Répression des lycéens

Blocage du lycée d’Arsonval : un élève de 14 ans mis en GAV pendant 24h

Ce jeudi 23 janvier, suite au blocage du lycée d’Arsonval par les enseignants et élèves contre le bac Blanquer, les CRS mettent un lycéen de 14 ans en garde à vue. La « raison » ? Avoir mis un plot de chantier devant son lycée.

lundi 27 janvier

Depuis une semaine que les blocages dans les lycées se multiplient dans toute la France afin de boycotter les épreuves communes de contrôle continu (E3C) anticipées. Ce mouvement a été impulsé par les professeurs et suivi ensuite par les élèves : « Quand on comprend que les profs eux-mêmes rejettent la réforme, on se dit qu’on commence mal ce nouveau bac et que ça risque pas de bien se passer » explique Théo, un élève. Ainsi, unis, ils rassemblent des forces et dénoncent les conséquences de cette réforme impliquant de l’inégalité entre les élèves et une charge supplémentaire de travail pour les enseignants. « On est devant le lycée depuis ce matin pour éviter que des gens rentrent. Certains professeurs sont dehors, ils sont mobilisés comme nous et ça fait plaisir d’être réuni pour la même cause » motive Antoine élève de première au lycée d’Arsonval.

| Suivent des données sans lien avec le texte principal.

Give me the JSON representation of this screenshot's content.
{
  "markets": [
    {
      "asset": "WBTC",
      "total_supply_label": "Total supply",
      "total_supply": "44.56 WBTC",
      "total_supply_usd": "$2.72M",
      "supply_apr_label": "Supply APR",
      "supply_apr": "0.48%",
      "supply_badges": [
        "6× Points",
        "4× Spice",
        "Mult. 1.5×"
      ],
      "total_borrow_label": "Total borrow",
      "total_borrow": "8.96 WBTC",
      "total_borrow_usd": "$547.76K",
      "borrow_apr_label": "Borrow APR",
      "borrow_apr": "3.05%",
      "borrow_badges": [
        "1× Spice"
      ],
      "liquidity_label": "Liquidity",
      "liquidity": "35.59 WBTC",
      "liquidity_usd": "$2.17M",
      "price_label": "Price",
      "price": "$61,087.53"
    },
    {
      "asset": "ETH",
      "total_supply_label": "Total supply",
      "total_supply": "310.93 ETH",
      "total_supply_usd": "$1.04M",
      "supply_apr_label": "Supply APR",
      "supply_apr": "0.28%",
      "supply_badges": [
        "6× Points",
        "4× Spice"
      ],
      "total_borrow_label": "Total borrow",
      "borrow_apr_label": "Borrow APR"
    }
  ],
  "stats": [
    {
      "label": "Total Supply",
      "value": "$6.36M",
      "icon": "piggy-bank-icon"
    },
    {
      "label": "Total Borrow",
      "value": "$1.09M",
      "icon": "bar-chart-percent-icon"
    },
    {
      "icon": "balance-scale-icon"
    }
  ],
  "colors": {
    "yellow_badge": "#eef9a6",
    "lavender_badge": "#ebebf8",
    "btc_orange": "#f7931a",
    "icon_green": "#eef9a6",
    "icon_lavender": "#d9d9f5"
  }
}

Dans ce contexte de mobilisation, ce jeudi 23 janvier à Saint-Maur-des-Fossés, les lycéens et enseignants ont fait l’expérience des fortes tensions avec les CRS, qui n’hésitent pas à répondre avec violence.

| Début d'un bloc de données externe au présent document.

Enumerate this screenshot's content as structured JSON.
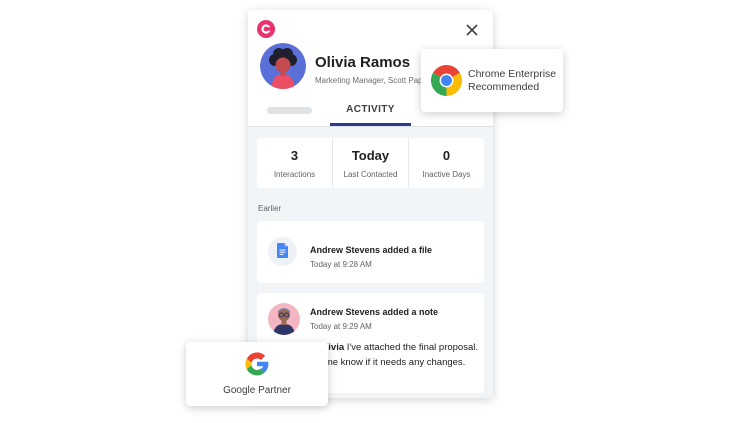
{
  "profile": {
    "name": "Olivia Ramos",
    "role": "Marketing Manager, Scott Paper"
  },
  "tabs": {
    "active_label": "ACTIVITY"
  },
  "stats": [
    {
      "value": "3",
      "label": "Interactions"
    },
    {
      "value": "Today",
      "label": "Last Contacted"
    },
    {
      "value": "0",
      "label": "Inactive Days"
    }
  ],
  "feed": {
    "section_label": "Earlier",
    "items": [
      {
        "title": "Andrew Stevens added a file",
        "time": "Today at 9:28 AM"
      },
      {
        "title": "Andrew Stevens added a note",
        "time": "Today at 9:29 AM",
        "mention": "@Olivia",
        "note_line1": " I've attached the final proposal.",
        "note_line2": "Let me know if it needs any changes."
      }
    ]
  },
  "badges": {
    "chrome_line1": "Chrome Enterprise",
    "chrome_line2": "Recommended",
    "google_text": "Google Partner"
  },
  "icons": {
    "app_logo": "copper-logo-icon",
    "close": "close-icon",
    "file": "google-docs-icon",
    "chrome": "chrome-icon",
    "google": "google-g-icon"
  },
  "colors": {
    "tab_underline": "#2f3a8f",
    "app_logo": "#e8336d",
    "doc_blue": "#4285f4"
  }
}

En effet, face au blocage, la police décide de gazer, de tirer des flashballs et d’interpeller un lycéen de 14 ans du lycée d’Arsonval alors qu’il n’avait que placé un plot de chantier devant le lycée : « Mon fils a été vu en train de poser un plot de chantier devant l’établissement. Il ne l’utilisait pas comme projectile. Il souhaitait simplement soutenir la mobilisation des enseignants et des élèves car il se sent concerné par ces projets de réforme. Il a été plaqué au sol puis emmené au commissariat où il a passé 24 heures en garde à vue, menotté. A quatorze ans, alors qu’il n’avait commis aucune violence, c’est inadmissible ! Il a également été gazé et a reçu un tir de flashball dans la cuisse », témoigne sa mère. En effet, plusieurs présents assurent que le blocage s’est déroulé de manière pacifique de la part des protestataires mais que c’est, une fois de plus, la police qui répond de la celle manière qu’elle connaît : avec la répression.

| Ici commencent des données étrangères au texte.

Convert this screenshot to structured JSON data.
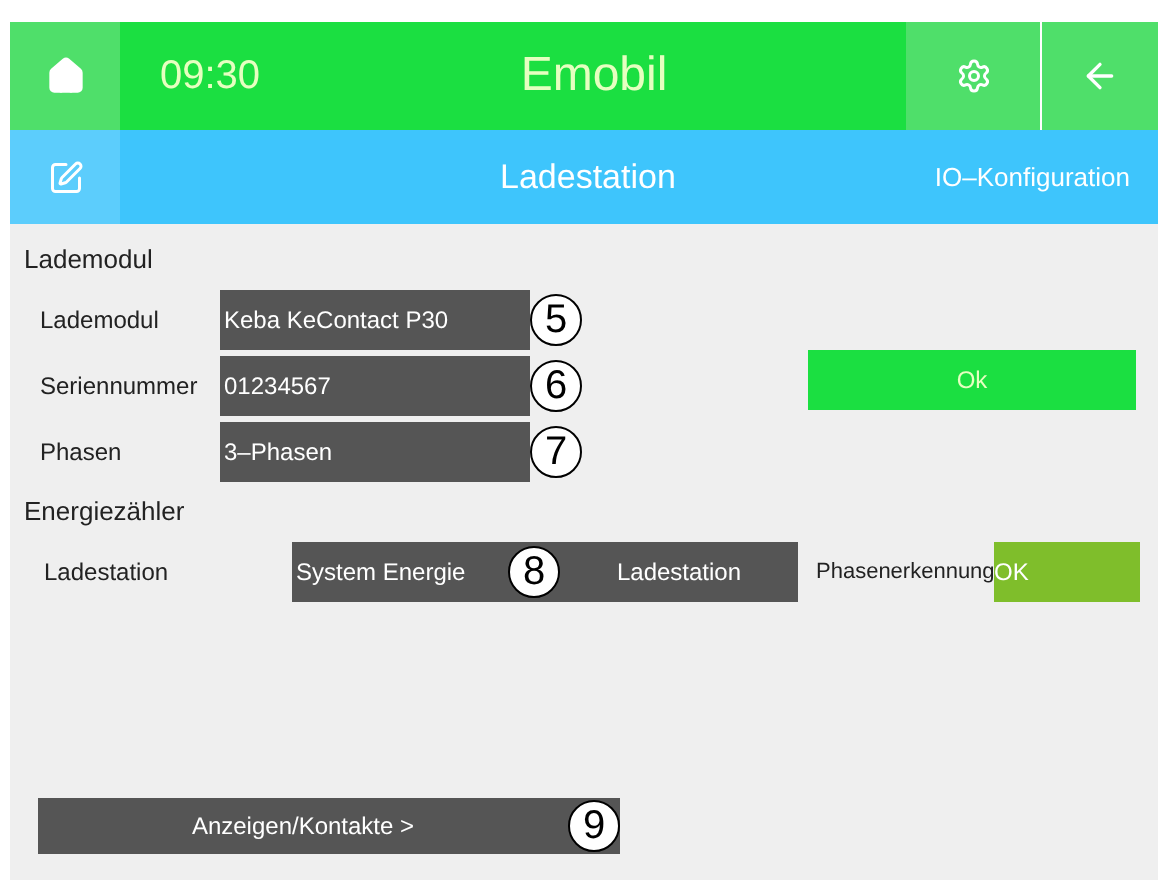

De plus, on assiste ces dernières semaines à une intensification de la répression contre les lycéens. Lundi dernier, les professeur et parents d’élèves ont appelé à un rassemblement devant le lycée d’Hélène Boucher afin de dénoncer les violences policières. C’est un fait, le gouvernement mobilise les forces de l’ordre à chaque fois qu’il voit que la jeunesse se réveille et prend en main son avenir. Ainsi, le gouvernement et son bras armé ont montré, une fois de plus, qu’ils sont capables de tirer des flashballs sur des mineurs et les mettre en garde à vue.